Die Hauptrunde mit dem FCB, dessen Eishalle sich auf dem gleichen Gelände wie das berühmte Camp Nou der Fußballer befindet - „die sind da aber schon ganz gut abgeschirmt“ - verlief für ihn schleppend. „Ich hatte zweimal Corona, bin nie so in Tritt gekommen, blieb dann aber vor den Play-offs gesund“, sagt er.
Und in den Play-offs schlug seine große Stunde: Im vierten Finalspiel der Best-of-Five-Serie wurde ihm gegen den Ligaprimus CG Puigcerà allerdings zunächst kurz schwarz vor Augen. Der Gegner brach ihm per Check die Nase.
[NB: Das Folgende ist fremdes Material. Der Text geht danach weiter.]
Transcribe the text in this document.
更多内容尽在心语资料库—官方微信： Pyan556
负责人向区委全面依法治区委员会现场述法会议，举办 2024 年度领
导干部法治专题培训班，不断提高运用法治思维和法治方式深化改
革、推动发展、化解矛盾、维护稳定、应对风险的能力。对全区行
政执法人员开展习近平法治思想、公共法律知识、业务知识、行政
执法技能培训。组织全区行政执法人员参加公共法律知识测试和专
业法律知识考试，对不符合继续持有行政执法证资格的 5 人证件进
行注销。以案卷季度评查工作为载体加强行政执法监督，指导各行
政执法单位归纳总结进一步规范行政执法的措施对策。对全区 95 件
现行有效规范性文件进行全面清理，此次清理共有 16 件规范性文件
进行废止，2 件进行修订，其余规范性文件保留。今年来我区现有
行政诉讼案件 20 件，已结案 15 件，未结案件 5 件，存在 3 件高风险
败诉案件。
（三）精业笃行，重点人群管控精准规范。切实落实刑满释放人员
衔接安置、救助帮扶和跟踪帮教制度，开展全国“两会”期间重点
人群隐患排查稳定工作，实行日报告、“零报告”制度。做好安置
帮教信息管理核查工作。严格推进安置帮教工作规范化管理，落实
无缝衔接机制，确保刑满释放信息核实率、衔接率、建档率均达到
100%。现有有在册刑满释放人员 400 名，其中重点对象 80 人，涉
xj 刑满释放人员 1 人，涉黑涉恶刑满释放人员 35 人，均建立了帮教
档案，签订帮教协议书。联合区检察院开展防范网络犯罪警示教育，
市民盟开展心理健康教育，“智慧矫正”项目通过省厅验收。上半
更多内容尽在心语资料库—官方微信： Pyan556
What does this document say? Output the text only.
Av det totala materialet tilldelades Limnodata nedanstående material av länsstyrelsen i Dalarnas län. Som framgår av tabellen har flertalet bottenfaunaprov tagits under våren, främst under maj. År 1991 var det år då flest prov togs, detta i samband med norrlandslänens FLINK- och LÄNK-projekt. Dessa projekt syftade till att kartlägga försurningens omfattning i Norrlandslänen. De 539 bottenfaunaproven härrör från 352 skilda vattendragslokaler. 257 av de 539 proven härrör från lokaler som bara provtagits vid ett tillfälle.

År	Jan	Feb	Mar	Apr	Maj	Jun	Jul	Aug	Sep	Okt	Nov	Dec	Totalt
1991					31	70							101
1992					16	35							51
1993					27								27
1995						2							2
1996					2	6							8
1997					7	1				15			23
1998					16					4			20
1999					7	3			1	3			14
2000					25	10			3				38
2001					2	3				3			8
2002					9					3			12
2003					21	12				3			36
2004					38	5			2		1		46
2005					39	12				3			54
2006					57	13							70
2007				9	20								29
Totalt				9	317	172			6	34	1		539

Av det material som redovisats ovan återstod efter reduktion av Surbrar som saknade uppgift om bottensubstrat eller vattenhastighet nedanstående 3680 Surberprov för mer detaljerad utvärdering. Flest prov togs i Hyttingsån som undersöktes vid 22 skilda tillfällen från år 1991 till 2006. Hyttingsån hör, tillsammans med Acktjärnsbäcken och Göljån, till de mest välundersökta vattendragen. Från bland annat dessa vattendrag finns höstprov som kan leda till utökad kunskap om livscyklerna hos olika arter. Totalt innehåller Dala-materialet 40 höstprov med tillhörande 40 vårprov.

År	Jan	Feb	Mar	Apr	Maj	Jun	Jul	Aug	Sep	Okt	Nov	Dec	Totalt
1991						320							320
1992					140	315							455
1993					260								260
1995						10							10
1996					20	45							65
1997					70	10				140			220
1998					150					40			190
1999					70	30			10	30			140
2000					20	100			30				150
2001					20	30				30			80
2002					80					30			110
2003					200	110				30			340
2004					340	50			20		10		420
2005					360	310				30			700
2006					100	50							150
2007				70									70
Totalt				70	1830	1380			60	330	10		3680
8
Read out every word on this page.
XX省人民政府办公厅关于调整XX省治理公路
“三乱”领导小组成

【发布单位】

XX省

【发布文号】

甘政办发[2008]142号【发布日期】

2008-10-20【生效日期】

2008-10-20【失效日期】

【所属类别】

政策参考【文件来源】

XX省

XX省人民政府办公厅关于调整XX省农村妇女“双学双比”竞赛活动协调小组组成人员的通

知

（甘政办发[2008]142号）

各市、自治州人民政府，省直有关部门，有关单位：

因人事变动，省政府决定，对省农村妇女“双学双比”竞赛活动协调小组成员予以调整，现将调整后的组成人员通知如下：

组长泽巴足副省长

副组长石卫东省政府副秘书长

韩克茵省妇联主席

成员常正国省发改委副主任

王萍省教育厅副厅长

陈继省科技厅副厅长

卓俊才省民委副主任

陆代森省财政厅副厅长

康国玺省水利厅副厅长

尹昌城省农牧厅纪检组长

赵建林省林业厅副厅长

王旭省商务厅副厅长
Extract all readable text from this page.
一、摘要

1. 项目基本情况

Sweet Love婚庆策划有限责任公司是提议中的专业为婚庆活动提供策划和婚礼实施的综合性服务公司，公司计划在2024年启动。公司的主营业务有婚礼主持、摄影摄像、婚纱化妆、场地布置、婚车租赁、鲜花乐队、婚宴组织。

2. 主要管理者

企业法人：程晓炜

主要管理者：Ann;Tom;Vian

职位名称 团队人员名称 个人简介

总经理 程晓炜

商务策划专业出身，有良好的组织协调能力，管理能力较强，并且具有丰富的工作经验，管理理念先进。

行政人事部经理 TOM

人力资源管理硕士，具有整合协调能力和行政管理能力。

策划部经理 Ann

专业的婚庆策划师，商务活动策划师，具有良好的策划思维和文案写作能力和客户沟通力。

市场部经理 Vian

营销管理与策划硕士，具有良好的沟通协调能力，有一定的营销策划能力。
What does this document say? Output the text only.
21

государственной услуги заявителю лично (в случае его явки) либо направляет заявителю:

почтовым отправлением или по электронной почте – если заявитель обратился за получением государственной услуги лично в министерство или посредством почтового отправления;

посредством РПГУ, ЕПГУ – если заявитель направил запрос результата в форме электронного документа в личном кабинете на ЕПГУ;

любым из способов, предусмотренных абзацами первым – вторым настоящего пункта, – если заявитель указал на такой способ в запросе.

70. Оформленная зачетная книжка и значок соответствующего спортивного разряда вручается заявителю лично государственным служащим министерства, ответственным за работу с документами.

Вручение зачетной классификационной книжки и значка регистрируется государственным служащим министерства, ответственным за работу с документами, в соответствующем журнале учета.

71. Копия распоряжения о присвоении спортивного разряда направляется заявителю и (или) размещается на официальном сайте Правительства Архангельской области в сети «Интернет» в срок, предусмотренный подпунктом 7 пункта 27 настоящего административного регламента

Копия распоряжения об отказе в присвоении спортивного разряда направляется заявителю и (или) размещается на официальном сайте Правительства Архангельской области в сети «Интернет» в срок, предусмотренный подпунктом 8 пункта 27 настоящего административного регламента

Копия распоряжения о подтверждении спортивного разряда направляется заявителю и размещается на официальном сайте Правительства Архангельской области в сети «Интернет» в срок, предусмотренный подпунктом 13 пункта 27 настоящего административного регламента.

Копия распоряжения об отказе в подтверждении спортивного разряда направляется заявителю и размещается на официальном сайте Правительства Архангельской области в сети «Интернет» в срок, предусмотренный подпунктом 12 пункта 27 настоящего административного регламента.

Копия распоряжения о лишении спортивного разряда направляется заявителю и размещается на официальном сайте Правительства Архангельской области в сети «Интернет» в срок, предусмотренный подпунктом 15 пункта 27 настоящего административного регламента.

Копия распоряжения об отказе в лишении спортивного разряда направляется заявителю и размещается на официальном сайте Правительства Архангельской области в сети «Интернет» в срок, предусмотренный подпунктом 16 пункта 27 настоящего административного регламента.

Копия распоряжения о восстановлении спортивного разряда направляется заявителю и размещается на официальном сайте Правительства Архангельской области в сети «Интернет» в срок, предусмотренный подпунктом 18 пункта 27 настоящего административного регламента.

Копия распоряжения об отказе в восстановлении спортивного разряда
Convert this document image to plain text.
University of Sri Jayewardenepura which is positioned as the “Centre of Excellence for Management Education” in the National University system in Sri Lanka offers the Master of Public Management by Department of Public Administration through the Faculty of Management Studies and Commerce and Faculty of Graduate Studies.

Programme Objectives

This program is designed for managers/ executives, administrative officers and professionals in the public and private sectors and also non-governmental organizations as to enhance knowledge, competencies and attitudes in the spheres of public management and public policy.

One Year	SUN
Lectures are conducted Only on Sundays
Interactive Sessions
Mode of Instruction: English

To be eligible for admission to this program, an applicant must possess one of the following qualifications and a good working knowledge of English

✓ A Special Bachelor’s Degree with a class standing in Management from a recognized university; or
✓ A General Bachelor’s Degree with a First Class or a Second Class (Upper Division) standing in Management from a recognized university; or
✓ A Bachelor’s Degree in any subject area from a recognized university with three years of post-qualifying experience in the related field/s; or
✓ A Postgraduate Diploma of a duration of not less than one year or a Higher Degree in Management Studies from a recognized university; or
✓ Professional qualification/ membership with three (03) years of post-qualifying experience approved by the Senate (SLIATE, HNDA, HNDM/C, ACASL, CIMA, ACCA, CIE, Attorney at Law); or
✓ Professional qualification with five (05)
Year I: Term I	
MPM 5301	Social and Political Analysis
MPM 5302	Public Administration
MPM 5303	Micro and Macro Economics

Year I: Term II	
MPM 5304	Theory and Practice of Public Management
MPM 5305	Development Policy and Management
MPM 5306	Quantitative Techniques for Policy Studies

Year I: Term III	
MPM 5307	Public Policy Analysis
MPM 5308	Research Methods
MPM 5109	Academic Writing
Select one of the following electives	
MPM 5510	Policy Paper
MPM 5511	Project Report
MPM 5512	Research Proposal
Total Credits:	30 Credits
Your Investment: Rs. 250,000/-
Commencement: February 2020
Klein schüttelte sich aber nur kurz, erzielte noch einen Treffer und gab die Vorlage zum Ausgleich, ehe er dann in der Verlängerung wieder den entscheidenden Pass zum Siegtreffer spielte - die Meisterschaft war gewonnen.
„Da ist schon Druck von mir abgefallen. Ich hatte ja nur diese eine Chance, spanischer Meister zu werden“, gibt Klein zu. Denn schon ab Sommer wird er seinen Master im portugiesischen Lissabon beginnen und seinem Reisebuch - mindestens - ein weiteres Kapitel hinzufügen.